Saturday, May 22, 2010

Coins on the counter

I heard awhile ago that when someone pays with real money, something registers in their brain more firmly and they feel the significance of the transaction more. It makes sense - when you have plastic to slide through a reader, it's much harder to watch those hypothetical dollars disappear, just like when you order a hamburger it's hard to imagine concretely the slaughtering and the packing and the trucking that got that meat onto your plate.

I have been known to leave my wallet at home - sometimes I take it out of my purse and stick it in another bag. We've all been there, standing there starkly vulnerable at the front of the long line at the post office, frantically feeling for something we know intuitively isn't there. We smile and shake our heads and say You know, this is just crazy, but I don't think I have my wallet! I, just, I'm so embarrassed! It seems to have happened to me at the grocery store more than anywhere else. Once, in my small midwestern college town, when I had just a few items sitting there on the register, waiting for me to hand over the green, I found I had no wallet and was two dollars short for the whole purchase. The girl behind me watched me struggle and then, in a gesture that I'll always remember, reached out and handed me the two dollars that I was missing. Don't worry about it, she said casually. It was just such a nice thing to do. Earlier this week I stopped for groceries at Trader Joe's, and found that, as I inched my way closer to the check-out counter, I was lucky enough to, firstly, realize that I had forgotten my wallet before getting to the front of the line, and secondly, have exactly $56.00 in cash. I had lots of groceries, but Trader Joe's is cheap, and I decided to gamble for it. I told the clerk and we watched the total jolt up slowly, 56 minus X and counting. It was kind of fun. Leave the oranges and scan the lettuce. Don't worry about the barbeque sauce unless there's enough wiggle room a the end. I went home with one dollar, almost all of my groceries - I left behind the oranges and the barbeque sauce, and a few stray cartons of yoghurt - and a sense that I had collaborated with the cashier on something somewhat interesting for the day.
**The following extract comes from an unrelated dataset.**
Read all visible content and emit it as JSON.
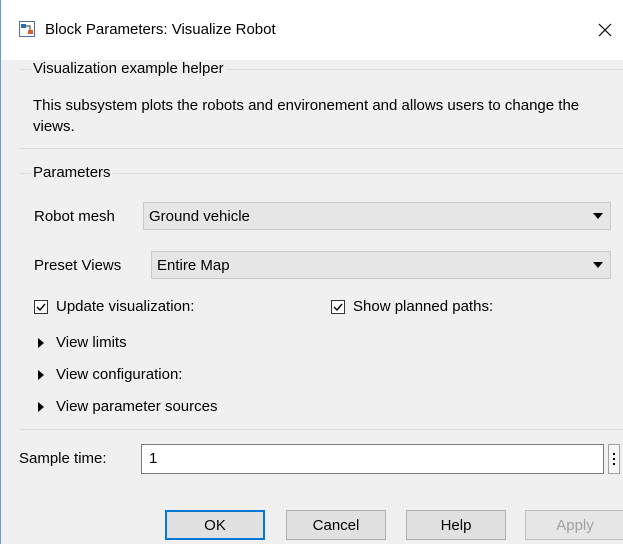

Most of all, I can tell you exactly how much I spent.

There's a little deli down the street from us, one of those places that seems small at first until you're looking for the low-sodium beef bouillon that you need for a recipe and -- to your utter surprise and amazement -- not only do they stock it, but they have three varieties for you to choose from. It's on the ground floor of a high-rise and shares its modest space with a diner. I hear tell (I have not witnessed this myself) that there's an old woman who goes shopping there on a regular basis and who always arrives at the check-out counter with too many food stuffs than she has the money for. I picture her standing at the counter, counting out the money and the change over again, one dollar, one penny at a time, touching her pockets, her jaw kneading up and down as she tries to figure out what happened to those other bills, or that other wad of coins she was sure she had. The cashier and the manager give each other a tired look before they begin to scan things back through the register again to subtract to the total. I suppose the management just gets used to it and starts to feel like she's a nuisance. The image makes my heart ache. The next person in line, I'm sure, will replace the click of pennies, counted out one by one on the counter, with the slick sound of swiping, plastic on plastic. Without even glancing at the sum, they'll assume that the money, all of it, is just there.

1 comment:

  1. Seems like most of the world should have been counting out the pennies instead of swiping the plastic.

    I don't understand how there can be an international debt crisis of monumental proportions, and no one noticed until just now.